Quando o primeiro Bruxa de Blair saiu em 1999 ele fez bastante sucesso e popularizou uma uma nova linguagem para o cinema: o mocumentary. Eu acredito que Buscando…, se fizer tanto sucesso como, pode acabar inspirando uma nova narrativa pros anos que virão: as telas de computador e smartphones. Confira nossa crítica sem spoilers.

Eu não quero falar muito do plot do filme para não dar spoilers, mas Buscando… conta a história de David Kim (John Cho), um pai desesperado procurando por sua filha Margot Kim (Michelle La) que desapareceu sem deixar rastros no mundo real. Ele então se alia a detetive Rosemary Vick (Debora Messing) em uma busca pela filha pelos seus rastros digitais na internet.

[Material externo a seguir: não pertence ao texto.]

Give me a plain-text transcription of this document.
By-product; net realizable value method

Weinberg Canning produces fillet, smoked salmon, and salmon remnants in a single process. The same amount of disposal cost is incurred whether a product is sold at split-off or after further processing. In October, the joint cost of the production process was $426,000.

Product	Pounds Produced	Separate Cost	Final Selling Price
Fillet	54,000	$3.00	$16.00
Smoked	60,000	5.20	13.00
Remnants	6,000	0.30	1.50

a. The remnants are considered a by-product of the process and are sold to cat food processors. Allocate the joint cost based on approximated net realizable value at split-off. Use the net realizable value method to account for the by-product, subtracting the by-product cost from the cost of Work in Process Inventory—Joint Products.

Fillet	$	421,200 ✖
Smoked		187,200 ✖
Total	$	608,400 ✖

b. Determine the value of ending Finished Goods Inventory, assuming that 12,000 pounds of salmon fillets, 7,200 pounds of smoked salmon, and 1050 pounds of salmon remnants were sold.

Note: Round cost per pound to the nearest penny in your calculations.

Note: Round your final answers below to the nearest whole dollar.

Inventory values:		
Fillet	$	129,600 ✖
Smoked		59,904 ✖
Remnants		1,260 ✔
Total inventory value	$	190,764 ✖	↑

Parece que vimos essa história várias vezes, mas a grande sacada de Buscando… é que ele se passa completamente em telas de computador e smartphones. Tudo que vimos do filme são mensagens de texto, áudios, sites, videochamadas e diversas outras interfaces. Pode parecer uma ideia absurda mas já foi feita em outras obras, inclusive em um episódio de Modern Family, mas aqui temos uma linguagem usada de forma sensacional, nunca perdendo o foco e nunca ficando desinteressante. Uma coisa interessante é que o filme foi completamente traduzido para o português, na versões legendadas e dubladas, o filme possui toda a interface dos computadores, nomes de arquivos e mensagens de texto traduzidos para o português, procurando uma imersão perfeita do público tupiniquim.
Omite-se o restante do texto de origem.